Auf der Kippe stehen damit ausschließlich Standorte der Marke VW. Andere Tochter-Unternehmen des Volkswagen-Konzerns wie Audi sind nicht betroffen. Nach Darstellung von Daniela Cavallo hat der Vorstand „das Kahlschlag-Vorhaben“ kürzlich dem Gesamtbetriebsrat präsentiert. Die Arbeitnehmervertreterin zeigte sich enttäuscht und wütend, dass die VW-Manager nicht von sich aus die nun viel heftigeren Pläne öffentlich machen und dies auf den Betriebsrat abschieben. Cavallo kritisierte: „Der Belegschaft gegenüber schweigt der Vorstand weiter.“ Daher informieren jetzt am Montag die jeweiligen Arbeitnehmer-Gremien die Belegschaften an allen zehn deutschen VW-Standorten. Die Gesamtbetriebsrats-Vorsitzende berichtete von den radikalen Plänen des Volkswagen-Vorstands, der überzeugt sei, dass es ohne solche Einschnitte nicht gehe. Demnach sollen weitere Produkte, Stückzahlen, Schichten und ganze Montagelinien aus der Produktion herausgenommen werden.
Cavallo ist überzeugt: „Alle deutschen VW-Werke sind von diesen Plänen betroffen. Keines ist sicher.“ Der Vorstand wolle sich zusätzlich von ganzen Abteilungen und Bereichen trennen, um die dortige Arbeit ins Ausland zu verlagern oder sie gleich komplett extern zu vergeben. Dabei soll es nach den Kenntnissen von Cavallo nicht bleiben: Nach dem Willen der Unternehmens-Spitze müssten die verbliebenen Beschäftigten heftige Gehaltsverluste hinnehmen.
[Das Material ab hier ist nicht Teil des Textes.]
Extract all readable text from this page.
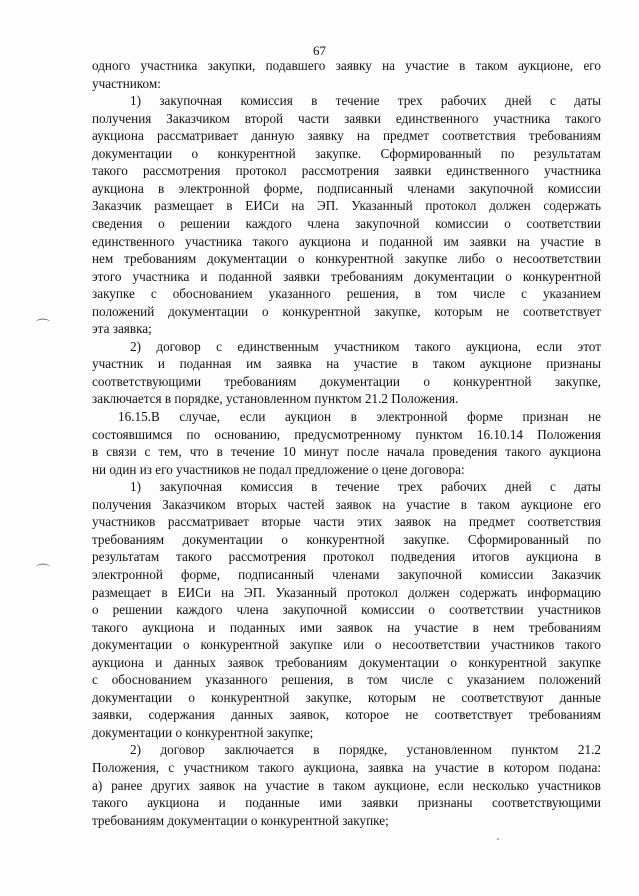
67
одного участника закупки, подавшего заявку на участие в таком аукционе, его
участником:
1) закупочная комиссия в течение трех рабочих дней с даты
получения Заказчиком второй части заявки единственного участника такого
аукциона рассматривает данную заявку на предмет соответствия требованиям
документации о конкурентной закупке. Сформированный по результатам
такого рассмотрения протокол рассмотрения заявки единственного участника
аукциона в электронной форме, подписанный членами закупочной комиссии
Заказчик размещает в ЕИСи на ЭП. Указанный протокол должен содержать
сведения о решении каждого члена закупочной комиссии о соответствии
единственного участника такого аукциона и поданной им заявки на участие в
нем требованиям документации о конкурентной закупке либо о несоответствии
этого участника и поданной заявки требованиям документации о конкурентной
закупке с обоснованием указанного решения, в том числе с указанием
положений документации о конкурентной закупке, которым не соответствует
эта заявка;
2) договор с единственным участником такого аукциона, если этот
участник и поданная им заявка на участие в таком аукционе признаны
соответствующими требованиям документации о конкурентной закупке,
заключается в порядке, установленном пунктом 21.2 Положения.
16.15.В случае, если аукцион в электронной форме признан не
состоявшимся по основанию, предусмотренному пунктом 16.10.14 Положения
в связи с тем, что в течение 10 минут после начала проведения такого аукциона
ни один из его участников не подал предложение о цене договора:
1) закупочная комиссия в течение трех рабочих дней с даты
получения Заказчиком вторых частей заявок на участие в таком аукционе его
участников рассматривает вторые части этих заявок на предмет соответствия
требованиям документации о конкурентной закупке. Сформированный по
результатам такого рассмотрения протокол подведения итогов аукциона в
электронной форме, подписанный членами закупочной комиссии Заказчик
размещает в ЕИСи на ЭП. Указанный протокол должен содержать информацию
о решении каждого члена закупочной комиссии о соответствии участников
такого аукциона и поданных ими заявок на участие в нем требованиям
документации о конкурентной закупке или о несоответствии участников такого
аукциона и данных заявок требованиям документации о конкурентной закупке
с обоснованием указанного решения, в том числе с указанием положений
документации о конкурентной закупке, которым не соответствуют данные
заявки, содержания данных заявок, которое не соответствует требованиям
документации о конкурентной закупке;
2) договор заключается в порядке, установленном пунктом 21.2
Положения, с участником такого аукциона, заявка на участие в котором подана:
а) ранее других заявок на участие в таком аукционе, если несколько участников
такого аукциона и поданные ими заявки признаны соответствующими
требованиям документации о конкурентной закупке;
⌒
⌒
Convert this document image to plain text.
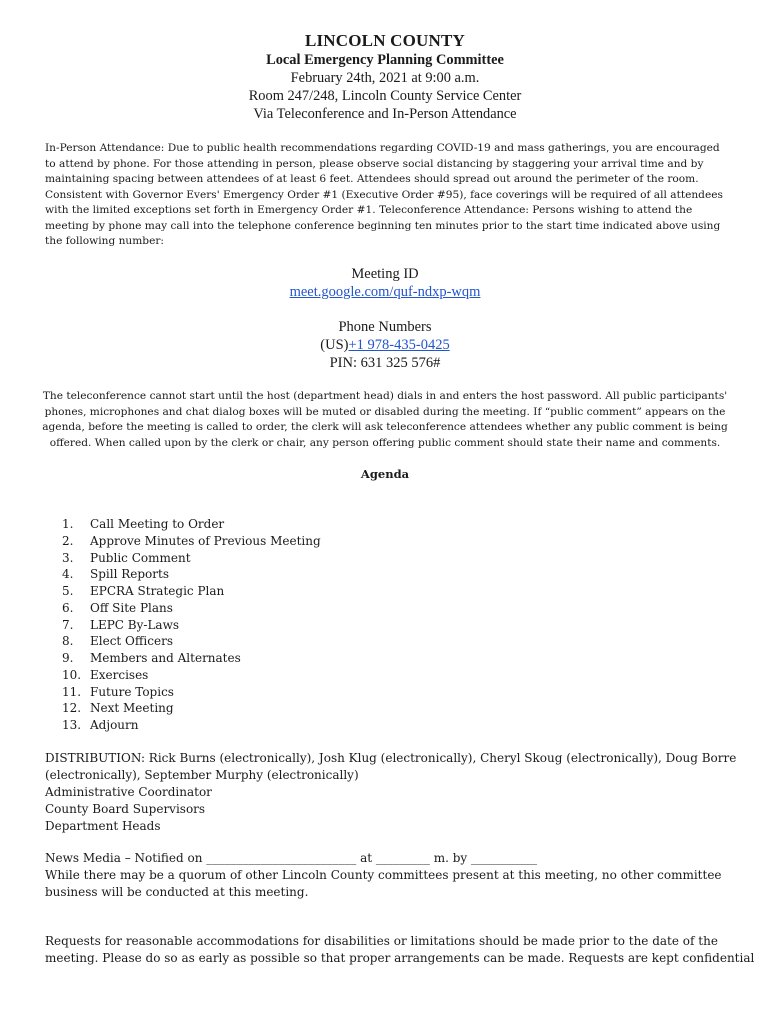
LINCOLN COUNTY
Local Emergency Planning Committee
February 24th, 2021 at 9:00 a.m.
Room 247/248, Lincoln County Service Center
Via Teleconference and In-Person Attendance
In-Person Attendance: Due to public health recommendations regarding COVID-19 and mass gatherings, you are encouraged
to attend by phone. For those attending in person, please observe social distancing by staggering your arrival time and by
maintaining spacing between attendees of at least 6 feet. Attendees should spread out around the perimeter of the room.
Consistent with Governor Evers' Emergency Order #1 (Executive Order #95), face coverings will be required of all attendees
with the limited exceptions set forth in Emergency Order #1. Teleconference Attendance: Persons wishing to attend the
meeting by phone may call into the telephone conference beginning ten minutes prior to the start time indicated above using
the following number:
Meeting ID
meet.google.com/quf-ndxp-wqm
Phone Numbers
(US)+1 978-435-0425
PIN: 631 325 576#
The teleconference cannot start until the host (department head) dials in and enters the host password. All public participants'
phones, microphones and chat dialog boxes will be muted or disabled during the meeting. If “public comment” appears on the
agenda, before the meeting is called to order, the clerk will ask teleconference attendees whether any public comment is being
offered. When called upon by the clerk or chair, any person offering public comment should state their name and comments.
Agenda
1. Call Meeting to Order
2. Approve Minutes of Previous Meeting
3. Public Comment
4. Spill Reports
5. EPCRA Strategic Plan
6. Off Site Plans
7. LEPC By-Laws
8. Elect Officers
9. Members and Alternates
10. Exercises
11. Future Topics
12. Next Meeting
13. Adjourn
DISTRIBUTION: Rick Burns (electronically), Josh Klug (electronically), Cheryl Skoug (electronically), Doug Borre
(electronically), September Murphy (electronically)
Administrative Coordinator
County Board Supervisors
Department Heads
News Media – Notified on _________________________ at _________ m. by ___________
While there may be a quorum of other Lincoln County committees present at this meeting, no other committee
business will be conducted at this meeting.
Requests for reasonable accommodations for disabilities or limitations should be made prior to the date of the
meeting. Please do so as early as possible so that proper arrangements can be made. Requests are kept confidential
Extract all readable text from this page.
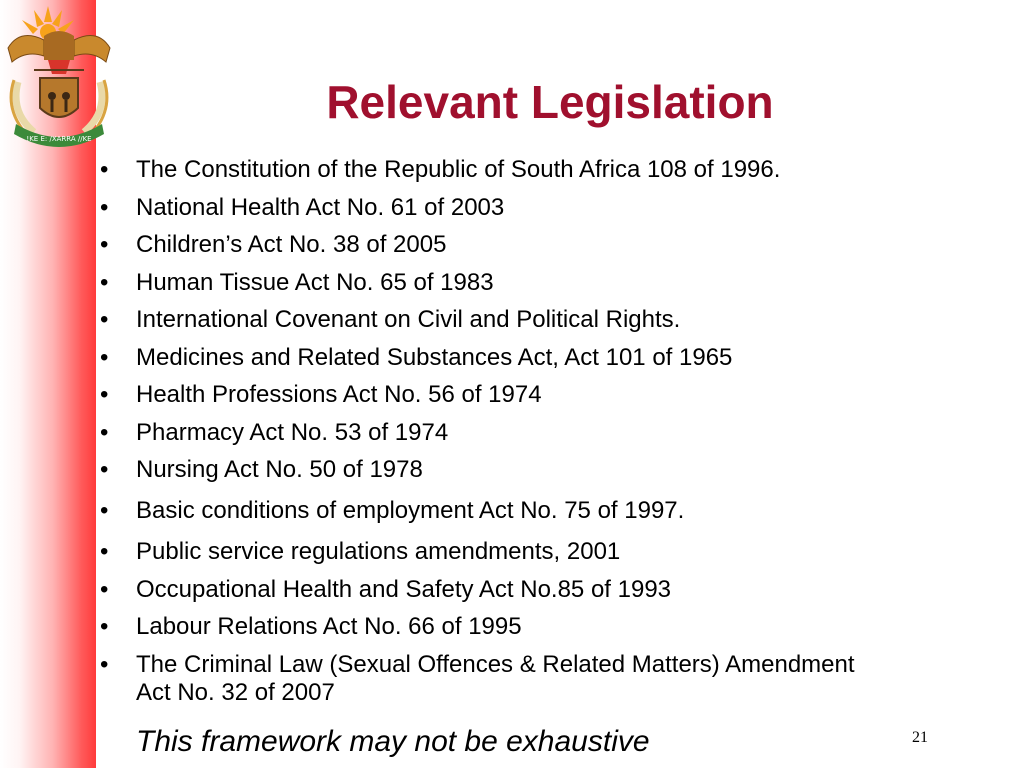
!KE E: /XARRA //KE
Relevant Legislation
• The Constitution of the Republic of South Africa 108 of 1996.
• National Health Act No. 61 of 2003
• Children’s Act No. 38 of 2005
• Human Tissue Act No. 65 of 1983
• International Covenant on Civil and Political Rights.
• Medicines and Related Substances Act, Act 101 of 1965
• Health Professions Act No. 56 of 1974
• Pharmacy Act No. 53 of 1974
• Nursing Act No. 50 of 1978
• Basic conditions of employment Act No. 75 of 1997.
• Public service regulations amendments, 2001
• Occupational Health and Safety Act No.85 of 1993
• Labour Relations Act No. 66 of 1995
• The Criminal Law (Sexual Offences & Related Matters) Amendment Act No. 32 of 2007

This framework may not be exhaustive	21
Cavallo sprach davon, dass der Vorstand allen Mitarbeiterinnen und Mitarbeitern zehn Prozent vom Monatsentgelt wegnehmen wolle und das dauerhaft: „Damit nicht genug: Nach dem Minus von zehn Prozent sollen wir zwei Nullrunden fahren. Also 2025 und 2026 keine Erhöhungen.“
Scholz schaltet sich in VW-Diskussion ein
Und wie reagiert die Politik auf das Volkswagen-Beben? Die Bundesregierung forderte den VW-Konzern auf, Jobs zu erhalten. Man müsse noch abwarten, was Volkswagen selbst dazu erklärt, sagte ein Regierungssprecher mit Blick auf Angaben des Betriebsrats. Die Haltung von Bundeskanzler Olaf Scholz dazu sei aber klar – „nämlich, dass mögliche falsche Managemententscheidungen aus der Vergangenheit nicht zulasten der Arbeitnehmerinnen und Arbeitnehmer gehen dürfen“. Nun müssten Arbeitsplätze erhalten und gesichert werden.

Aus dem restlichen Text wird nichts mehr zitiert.